Going back to our user-based messaging example, a node can be made consistent by inserting (and possibly reordering) messages that were created during the partition. If every message has a timestamp, we can ensure that users are able to read the messages in the correct order they were created, which is the expected functionality of the system.
On the opposite side, we may face difficulties if the users have updated data in a conflicting way. In our example, if two users edit the metadata on a channel (e.g., the channel’s name) during a partition, then we may not have a straight-forward way of resolving this during recovery. Approaches such as “last writer wins” may be tolerable, but will ultimately result in data loss. Of course, in the example of a messaging app, this data loss may be acceptable.
I believe there are a lot of different ways of classifying these systems which can inform designers of how partitions should be managed. This paper offers some examples of such systems and approaches, but doesn’t touch the subject of classification in this respect. From my perspective, it seems that there is a disconnect between the theory and the application that can (and should) be mended. For example, formulating a distributed system which attempts to achieve as much consistency and availability as possible almost requires a rejection of considering specific use-cases as there can be infinite use-cases. Solving the problem in general removes this issue, but at the cost of leveraging properties of such specific systems. On the other hand, building a system for one specific use-case means that (a) the system will likely not be reusable and (b) any situation which falls outside these considerations may be improperly handled.
I propose a second layer of refinement to the CAP theorem which acknowledges these potential specifications without losing generality. If we consider the CAP theorem to represent the most idealistic version of a distributed system, then we can possibly branch from this system into weaker versions based on their specifications.
For example, in the user-based messaging example, we can reasonably allow for some level of stochasticity relative to message timestamps. In such a system, it can seem critical that messages are inserted in the correct relative order, otherwise it can seem like a user is replying to a message that was sent after the fact. However, in reality there will almost always be a substantial amount of lag between such messages. Outside the bounds of the system, a user can only reply to a message that they’ve read, which implies that the reply will necessarily come after the original message. On top of this, the user who replies to the message can only do so after reading the message, thinking of a reply, and typing the response, which can be enough lag to compensate for any small inconsistencies in timestamps that may occur as a result of partitioning. This can result in a perceived availability from the user which might not actually exist, assuming we can keep latency within a reasonable bound.

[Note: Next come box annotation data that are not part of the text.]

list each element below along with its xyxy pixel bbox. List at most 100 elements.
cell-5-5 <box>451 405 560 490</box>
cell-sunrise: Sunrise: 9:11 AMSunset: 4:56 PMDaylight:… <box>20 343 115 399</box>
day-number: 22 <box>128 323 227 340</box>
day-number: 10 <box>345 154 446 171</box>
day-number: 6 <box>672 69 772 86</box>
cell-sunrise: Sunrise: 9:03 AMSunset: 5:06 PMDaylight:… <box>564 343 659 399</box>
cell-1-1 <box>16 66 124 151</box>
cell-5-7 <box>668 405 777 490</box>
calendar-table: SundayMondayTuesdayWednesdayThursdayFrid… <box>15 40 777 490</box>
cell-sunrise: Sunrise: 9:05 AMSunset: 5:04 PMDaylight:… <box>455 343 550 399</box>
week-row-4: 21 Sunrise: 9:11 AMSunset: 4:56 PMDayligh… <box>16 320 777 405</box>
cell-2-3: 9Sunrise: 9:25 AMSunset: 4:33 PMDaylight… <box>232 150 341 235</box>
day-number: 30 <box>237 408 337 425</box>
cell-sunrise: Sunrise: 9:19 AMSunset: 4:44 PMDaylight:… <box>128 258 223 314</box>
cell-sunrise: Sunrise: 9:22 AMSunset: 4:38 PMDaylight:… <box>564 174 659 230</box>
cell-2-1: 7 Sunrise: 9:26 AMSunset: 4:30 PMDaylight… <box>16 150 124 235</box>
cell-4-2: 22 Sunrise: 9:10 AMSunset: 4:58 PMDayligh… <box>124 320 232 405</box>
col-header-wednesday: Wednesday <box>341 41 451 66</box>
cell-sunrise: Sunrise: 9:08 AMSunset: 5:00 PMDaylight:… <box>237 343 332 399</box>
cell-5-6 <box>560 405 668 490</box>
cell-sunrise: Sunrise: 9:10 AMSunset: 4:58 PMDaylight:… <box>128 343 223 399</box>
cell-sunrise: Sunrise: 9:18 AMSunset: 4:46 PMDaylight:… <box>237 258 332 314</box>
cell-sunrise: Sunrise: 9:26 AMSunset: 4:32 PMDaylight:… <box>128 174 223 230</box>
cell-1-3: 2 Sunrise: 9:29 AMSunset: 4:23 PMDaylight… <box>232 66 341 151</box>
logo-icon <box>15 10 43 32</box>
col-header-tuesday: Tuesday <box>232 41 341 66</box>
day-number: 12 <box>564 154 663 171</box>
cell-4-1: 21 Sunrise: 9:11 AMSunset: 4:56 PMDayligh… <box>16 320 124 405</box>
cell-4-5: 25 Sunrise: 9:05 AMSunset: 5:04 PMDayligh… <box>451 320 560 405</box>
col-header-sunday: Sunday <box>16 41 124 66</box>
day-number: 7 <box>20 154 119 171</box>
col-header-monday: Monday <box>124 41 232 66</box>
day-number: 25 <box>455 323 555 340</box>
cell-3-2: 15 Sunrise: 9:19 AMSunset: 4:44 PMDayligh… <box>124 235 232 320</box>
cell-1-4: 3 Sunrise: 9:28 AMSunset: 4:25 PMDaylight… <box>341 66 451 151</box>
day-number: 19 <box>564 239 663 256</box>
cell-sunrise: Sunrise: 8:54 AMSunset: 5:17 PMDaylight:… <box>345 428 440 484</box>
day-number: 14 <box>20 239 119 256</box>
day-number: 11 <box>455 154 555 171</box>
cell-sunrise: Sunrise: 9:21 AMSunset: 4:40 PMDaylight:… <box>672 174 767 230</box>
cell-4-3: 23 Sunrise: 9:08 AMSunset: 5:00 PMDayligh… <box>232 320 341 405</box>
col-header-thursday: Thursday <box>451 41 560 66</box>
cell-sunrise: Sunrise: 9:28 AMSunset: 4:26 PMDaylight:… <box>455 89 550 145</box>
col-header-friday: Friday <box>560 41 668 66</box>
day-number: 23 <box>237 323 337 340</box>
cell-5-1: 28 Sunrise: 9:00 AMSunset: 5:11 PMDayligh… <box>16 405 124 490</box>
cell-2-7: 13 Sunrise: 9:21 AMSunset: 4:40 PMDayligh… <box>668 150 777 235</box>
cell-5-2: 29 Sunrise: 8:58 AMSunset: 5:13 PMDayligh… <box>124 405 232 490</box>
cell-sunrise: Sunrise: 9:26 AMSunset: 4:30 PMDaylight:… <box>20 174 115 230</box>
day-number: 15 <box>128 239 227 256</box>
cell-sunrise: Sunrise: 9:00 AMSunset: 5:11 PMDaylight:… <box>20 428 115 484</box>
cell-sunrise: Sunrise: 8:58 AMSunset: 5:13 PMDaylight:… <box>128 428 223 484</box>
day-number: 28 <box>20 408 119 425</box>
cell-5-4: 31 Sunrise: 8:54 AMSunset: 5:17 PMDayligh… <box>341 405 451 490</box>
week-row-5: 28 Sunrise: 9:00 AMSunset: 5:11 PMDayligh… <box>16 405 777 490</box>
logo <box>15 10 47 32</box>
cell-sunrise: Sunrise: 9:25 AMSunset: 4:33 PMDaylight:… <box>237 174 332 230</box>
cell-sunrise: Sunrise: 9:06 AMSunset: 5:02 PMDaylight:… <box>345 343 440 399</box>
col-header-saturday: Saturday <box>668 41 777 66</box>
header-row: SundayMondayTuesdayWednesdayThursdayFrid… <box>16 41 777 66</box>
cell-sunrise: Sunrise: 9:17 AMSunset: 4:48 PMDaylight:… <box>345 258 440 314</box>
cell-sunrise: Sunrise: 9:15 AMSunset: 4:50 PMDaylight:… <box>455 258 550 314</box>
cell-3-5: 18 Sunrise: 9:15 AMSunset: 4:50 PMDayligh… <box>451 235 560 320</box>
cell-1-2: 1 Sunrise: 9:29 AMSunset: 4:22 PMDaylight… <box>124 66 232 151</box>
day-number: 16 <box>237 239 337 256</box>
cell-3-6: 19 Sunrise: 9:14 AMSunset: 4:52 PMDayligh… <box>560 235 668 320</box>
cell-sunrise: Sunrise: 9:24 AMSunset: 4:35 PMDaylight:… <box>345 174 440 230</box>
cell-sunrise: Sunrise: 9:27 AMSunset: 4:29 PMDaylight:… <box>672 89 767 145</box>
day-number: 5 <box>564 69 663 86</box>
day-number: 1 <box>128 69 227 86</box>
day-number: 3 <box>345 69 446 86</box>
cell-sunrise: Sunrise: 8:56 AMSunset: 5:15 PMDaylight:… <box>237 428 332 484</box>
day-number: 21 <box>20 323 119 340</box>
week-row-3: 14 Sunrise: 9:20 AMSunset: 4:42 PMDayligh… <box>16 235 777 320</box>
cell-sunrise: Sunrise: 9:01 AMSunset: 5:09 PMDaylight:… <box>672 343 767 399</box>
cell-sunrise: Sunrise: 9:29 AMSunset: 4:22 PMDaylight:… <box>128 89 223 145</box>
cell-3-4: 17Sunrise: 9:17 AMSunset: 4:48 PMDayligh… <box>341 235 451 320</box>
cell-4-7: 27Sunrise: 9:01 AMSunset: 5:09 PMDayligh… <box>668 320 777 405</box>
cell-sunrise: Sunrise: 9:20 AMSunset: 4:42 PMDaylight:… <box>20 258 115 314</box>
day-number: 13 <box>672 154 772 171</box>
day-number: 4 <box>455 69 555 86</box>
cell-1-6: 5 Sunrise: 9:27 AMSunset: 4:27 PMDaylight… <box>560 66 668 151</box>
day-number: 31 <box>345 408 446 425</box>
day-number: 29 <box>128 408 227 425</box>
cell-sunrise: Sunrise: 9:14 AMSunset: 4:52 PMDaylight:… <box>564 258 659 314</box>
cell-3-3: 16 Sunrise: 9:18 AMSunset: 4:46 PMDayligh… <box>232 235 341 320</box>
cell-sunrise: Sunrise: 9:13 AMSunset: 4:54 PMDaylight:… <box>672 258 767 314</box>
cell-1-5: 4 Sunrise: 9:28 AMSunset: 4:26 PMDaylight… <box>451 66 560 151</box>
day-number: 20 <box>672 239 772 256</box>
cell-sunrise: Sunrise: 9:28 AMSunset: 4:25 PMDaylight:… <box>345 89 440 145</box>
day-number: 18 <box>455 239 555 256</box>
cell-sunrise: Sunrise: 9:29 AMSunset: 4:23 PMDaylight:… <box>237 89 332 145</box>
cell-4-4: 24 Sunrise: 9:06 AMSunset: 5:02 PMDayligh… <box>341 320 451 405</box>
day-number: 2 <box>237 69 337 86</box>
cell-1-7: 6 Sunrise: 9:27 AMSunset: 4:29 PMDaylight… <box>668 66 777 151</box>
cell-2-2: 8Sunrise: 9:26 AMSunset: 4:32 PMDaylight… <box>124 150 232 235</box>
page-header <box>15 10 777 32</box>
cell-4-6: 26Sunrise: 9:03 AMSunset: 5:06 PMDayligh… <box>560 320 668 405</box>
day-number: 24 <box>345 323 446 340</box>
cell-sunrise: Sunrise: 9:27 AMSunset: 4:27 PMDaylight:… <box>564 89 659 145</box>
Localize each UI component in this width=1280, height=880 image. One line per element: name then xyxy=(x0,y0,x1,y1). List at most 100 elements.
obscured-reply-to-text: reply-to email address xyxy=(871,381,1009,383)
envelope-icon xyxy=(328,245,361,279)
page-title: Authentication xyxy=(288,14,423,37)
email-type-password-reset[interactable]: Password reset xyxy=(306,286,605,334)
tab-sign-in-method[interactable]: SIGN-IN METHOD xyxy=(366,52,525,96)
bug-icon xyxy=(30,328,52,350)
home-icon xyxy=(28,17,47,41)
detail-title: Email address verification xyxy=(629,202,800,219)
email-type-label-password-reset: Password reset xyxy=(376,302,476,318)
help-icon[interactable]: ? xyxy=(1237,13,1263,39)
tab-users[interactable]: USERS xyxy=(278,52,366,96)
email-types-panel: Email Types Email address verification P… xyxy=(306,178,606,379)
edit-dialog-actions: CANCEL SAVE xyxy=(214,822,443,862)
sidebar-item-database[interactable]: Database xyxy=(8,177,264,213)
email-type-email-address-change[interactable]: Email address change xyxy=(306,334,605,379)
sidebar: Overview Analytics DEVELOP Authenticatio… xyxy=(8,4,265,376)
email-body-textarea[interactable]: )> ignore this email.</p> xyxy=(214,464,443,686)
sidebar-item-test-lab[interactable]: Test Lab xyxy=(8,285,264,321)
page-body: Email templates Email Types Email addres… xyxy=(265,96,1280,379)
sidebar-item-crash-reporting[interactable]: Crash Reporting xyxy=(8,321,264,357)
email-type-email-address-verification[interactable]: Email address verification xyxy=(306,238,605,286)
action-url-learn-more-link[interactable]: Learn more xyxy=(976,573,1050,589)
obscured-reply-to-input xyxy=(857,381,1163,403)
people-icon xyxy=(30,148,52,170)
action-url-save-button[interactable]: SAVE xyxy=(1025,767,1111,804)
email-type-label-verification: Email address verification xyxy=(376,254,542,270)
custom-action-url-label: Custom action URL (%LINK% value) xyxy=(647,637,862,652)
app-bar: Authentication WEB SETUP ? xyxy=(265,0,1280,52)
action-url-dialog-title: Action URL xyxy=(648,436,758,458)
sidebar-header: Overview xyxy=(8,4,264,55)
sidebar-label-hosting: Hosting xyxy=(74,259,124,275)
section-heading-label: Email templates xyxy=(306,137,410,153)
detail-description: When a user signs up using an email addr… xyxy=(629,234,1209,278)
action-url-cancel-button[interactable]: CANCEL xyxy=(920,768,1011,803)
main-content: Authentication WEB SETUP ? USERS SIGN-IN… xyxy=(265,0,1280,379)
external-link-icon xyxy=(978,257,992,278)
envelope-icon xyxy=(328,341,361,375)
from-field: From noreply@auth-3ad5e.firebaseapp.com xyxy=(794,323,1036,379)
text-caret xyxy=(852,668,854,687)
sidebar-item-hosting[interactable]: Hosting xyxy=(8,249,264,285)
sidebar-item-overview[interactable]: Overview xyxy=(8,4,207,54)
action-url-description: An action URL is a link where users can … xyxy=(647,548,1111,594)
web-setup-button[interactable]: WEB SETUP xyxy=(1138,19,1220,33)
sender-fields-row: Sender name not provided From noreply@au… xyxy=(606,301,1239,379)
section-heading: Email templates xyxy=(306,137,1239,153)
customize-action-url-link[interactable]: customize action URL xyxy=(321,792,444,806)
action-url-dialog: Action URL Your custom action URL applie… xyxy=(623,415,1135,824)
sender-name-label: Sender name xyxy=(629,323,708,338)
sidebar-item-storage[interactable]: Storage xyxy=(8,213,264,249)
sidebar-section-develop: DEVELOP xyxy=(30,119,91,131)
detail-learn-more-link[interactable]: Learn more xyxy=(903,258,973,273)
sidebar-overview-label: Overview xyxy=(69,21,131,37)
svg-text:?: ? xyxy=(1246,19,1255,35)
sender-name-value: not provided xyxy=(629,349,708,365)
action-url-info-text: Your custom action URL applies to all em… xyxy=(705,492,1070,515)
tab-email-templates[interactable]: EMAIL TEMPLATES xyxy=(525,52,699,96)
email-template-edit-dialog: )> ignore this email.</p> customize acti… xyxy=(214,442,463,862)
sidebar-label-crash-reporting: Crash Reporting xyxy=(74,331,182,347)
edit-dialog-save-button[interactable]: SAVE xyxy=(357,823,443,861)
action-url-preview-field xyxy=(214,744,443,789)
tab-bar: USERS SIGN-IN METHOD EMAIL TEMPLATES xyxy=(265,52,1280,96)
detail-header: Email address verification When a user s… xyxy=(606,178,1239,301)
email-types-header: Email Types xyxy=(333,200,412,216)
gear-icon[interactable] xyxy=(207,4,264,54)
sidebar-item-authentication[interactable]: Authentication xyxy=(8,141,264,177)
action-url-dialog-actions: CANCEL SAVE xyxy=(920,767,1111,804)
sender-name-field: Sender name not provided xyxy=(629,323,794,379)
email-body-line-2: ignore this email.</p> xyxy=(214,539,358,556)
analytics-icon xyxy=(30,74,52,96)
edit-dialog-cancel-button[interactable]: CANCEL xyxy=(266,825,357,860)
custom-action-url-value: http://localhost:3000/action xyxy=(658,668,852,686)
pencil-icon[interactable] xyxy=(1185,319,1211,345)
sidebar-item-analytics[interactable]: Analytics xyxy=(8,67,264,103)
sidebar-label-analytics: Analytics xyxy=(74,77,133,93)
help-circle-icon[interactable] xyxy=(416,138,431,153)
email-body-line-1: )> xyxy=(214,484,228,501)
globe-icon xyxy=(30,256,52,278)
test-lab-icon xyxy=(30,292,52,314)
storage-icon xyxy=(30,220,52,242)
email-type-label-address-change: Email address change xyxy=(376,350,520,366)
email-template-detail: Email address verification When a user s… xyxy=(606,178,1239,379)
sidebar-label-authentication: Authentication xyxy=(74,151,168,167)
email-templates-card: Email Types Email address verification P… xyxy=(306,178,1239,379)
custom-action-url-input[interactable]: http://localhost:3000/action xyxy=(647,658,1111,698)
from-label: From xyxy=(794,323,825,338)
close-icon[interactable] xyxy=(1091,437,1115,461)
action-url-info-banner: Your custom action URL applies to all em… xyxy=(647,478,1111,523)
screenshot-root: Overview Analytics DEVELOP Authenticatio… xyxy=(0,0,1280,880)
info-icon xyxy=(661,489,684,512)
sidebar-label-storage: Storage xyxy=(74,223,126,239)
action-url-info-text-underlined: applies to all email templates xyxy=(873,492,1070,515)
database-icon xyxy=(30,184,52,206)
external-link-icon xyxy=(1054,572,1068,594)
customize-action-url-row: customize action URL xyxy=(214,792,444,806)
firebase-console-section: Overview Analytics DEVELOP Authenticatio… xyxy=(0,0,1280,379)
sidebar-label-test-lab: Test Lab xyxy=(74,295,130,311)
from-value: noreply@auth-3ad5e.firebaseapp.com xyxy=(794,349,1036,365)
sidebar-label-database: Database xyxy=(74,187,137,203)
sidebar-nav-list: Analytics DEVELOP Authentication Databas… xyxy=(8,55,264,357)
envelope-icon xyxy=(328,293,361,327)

This tolerance for temporal stochasticity is one property of weaker distributed systems which may be used to classify applications and a characteristic of many modern web applications. Such applications do not require 100% availability or perfect consistency, but are often forced to work with systems and frameworks which hinder productivity for the sake of reaching theoretical limits. This paper highlights this issue comprehensively, and I hope others take note of the low-hanging fruit offered being ignored by such systems.